Bir film izlediğinizde ya da bir kitap okuduğunuzda neler hissedersiniz bilmiyorum; ben izlediğim her filmin ve okuduğum her kitabın bitişinde kendimi şanslı hissediyorum. Yeni insanlar tanıdığım için, beni hayatlarına aldıkları ve onlarla aynı duyguları paylaştığım için; bana öğrettikleri ve belki de en önemlisi beni büyüttükleri için. Havalimanında ilk gün yaşadıklarım, izlediğim en acıklı; ama en öğretici filmlerden biriydi. Karşımda ağlayan, sürekli soru soran, evlerine gitmek isteyen yolcular, yaşlılar, çocuklar, bebekler, anneler, babalar…  Günlerce aklımdan çıkmayan düşünceler de bir romanın son sayfaları gibi; her cümlesinde, her satırında beni duygulandıran ve bundan sonra yaşayacaklarım için beni heyecanlandıran. Ardından arkadaşlarla tanışmalar, toplantılar, sohbetler… İnen ve kalkan uçaklar, gelen ve giden yolcular, onları karşılayan kalabalık. Herkesi tanımak ve her şeyi anlamak için heyecanlıydım; ancak çalışma saatlerini de göz ardı edemezdim. Kimileri için iyi kimileri için kötü olan vardiya sistemine alışmak kolay değildi.
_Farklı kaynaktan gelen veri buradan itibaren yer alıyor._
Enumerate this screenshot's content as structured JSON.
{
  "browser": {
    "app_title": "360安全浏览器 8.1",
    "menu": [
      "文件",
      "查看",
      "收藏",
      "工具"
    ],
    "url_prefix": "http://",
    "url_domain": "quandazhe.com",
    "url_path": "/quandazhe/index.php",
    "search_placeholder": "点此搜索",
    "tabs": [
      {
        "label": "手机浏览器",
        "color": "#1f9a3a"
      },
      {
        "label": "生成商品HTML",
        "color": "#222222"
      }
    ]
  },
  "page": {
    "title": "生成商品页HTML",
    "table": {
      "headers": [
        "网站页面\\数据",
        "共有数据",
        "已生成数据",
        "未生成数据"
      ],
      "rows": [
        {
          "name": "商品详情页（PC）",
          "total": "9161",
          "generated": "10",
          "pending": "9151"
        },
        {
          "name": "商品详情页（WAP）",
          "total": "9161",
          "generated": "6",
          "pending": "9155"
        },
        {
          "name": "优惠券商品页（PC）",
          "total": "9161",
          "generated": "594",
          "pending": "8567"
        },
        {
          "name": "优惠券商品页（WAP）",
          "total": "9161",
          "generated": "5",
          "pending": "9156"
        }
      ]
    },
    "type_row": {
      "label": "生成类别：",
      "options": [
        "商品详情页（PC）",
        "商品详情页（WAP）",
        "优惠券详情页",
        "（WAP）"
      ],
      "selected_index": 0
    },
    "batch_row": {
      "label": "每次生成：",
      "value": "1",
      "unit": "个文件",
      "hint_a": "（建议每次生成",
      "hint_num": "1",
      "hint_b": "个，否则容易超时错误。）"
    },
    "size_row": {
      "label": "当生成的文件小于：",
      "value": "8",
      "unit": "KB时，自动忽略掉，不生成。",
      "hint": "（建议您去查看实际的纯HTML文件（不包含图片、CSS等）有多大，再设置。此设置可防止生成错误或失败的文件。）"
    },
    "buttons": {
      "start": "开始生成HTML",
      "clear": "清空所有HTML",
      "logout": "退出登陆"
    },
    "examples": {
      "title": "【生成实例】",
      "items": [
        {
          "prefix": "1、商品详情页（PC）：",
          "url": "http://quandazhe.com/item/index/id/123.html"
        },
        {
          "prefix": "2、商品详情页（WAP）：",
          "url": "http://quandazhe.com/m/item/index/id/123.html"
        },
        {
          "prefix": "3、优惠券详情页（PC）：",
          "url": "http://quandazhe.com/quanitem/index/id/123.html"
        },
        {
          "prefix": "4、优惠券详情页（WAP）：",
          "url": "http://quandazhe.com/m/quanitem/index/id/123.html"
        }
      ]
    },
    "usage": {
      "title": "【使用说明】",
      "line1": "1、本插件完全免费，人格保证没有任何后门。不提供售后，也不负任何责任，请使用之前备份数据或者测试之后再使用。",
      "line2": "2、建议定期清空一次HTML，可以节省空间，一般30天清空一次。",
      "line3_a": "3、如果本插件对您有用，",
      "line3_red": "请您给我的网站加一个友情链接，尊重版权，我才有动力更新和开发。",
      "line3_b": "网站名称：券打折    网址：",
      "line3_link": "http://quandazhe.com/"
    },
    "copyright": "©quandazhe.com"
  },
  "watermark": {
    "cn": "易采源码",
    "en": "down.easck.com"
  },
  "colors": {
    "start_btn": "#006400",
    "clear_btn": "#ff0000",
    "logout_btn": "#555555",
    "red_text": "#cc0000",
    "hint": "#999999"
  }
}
Üçlü vardiya sistemiyle iki gün sabah, iki gün akşam, iki gün gece olmak üzere her gün sekiz saat çalışıyorduk. Havalimanının kalabalığı, gürültüsü, yoğun operasyonlar derken sekiz saat hızla geçiyordu. Ancak vardiya sistemi dolayısıyla herkesin sorunu uykuydu. Uyku düzenimiz tamamen bozulmuştu. Bazılarımız gündüz uyuyamamaktan ya da gece uykusuzlukla baş edememekten, bazılarımız da vardiya geçişlerinde hiç uyuyamamaktan ya da fazla uyumaktan şikayet ediyordu. Günde sadece altı ya da sekiz saat uyuduğum için bu süreci kolaylıkla atlatabileceğimi düşünüyordum; ama vardiya geçişleri, değişen saatler, gündüzler ve geceler derken kısa uykularla bu sisteme alışmak kolay olmuyordu.

vardiya sistemi

İkili vardiya sistemi ile iki gün sabah, iki gün akşam, iki gün gece çalışıyor; ardından iki gün tatil yapıyorduk. Haftada yedi gün olduğu için tatil günleri sürekli değişiyordu. Tatil günümüz hep bir sonraki güne geçiyordu. Yani sabit çalışma saatlerimiz olmadığı gibi, 6 gün çalışıyor 2 gün izin yapıyor, buna bağlı olarak da vardiya ve tatil günümüz değişiyordu. Ailemiz, arkadaşlarımız, tüm sosyal çevremiz artık bu yeni çalışma saatlerine göre şekilleniyordu. Onların çalıştığı zamanlarda uyuyor, geziyor; onların uyuduğu saatlerde çalışıyorduk.

Tüm bunları olumsuzluk olarak değerlendirebilirdik; ama ne ben ne de çalışma arkadaşlarım bunu yapmadık. Başkalarının çalışacağı saatlerde kendimize bol bol vakit ayırabildiğimiz için mutluyduk.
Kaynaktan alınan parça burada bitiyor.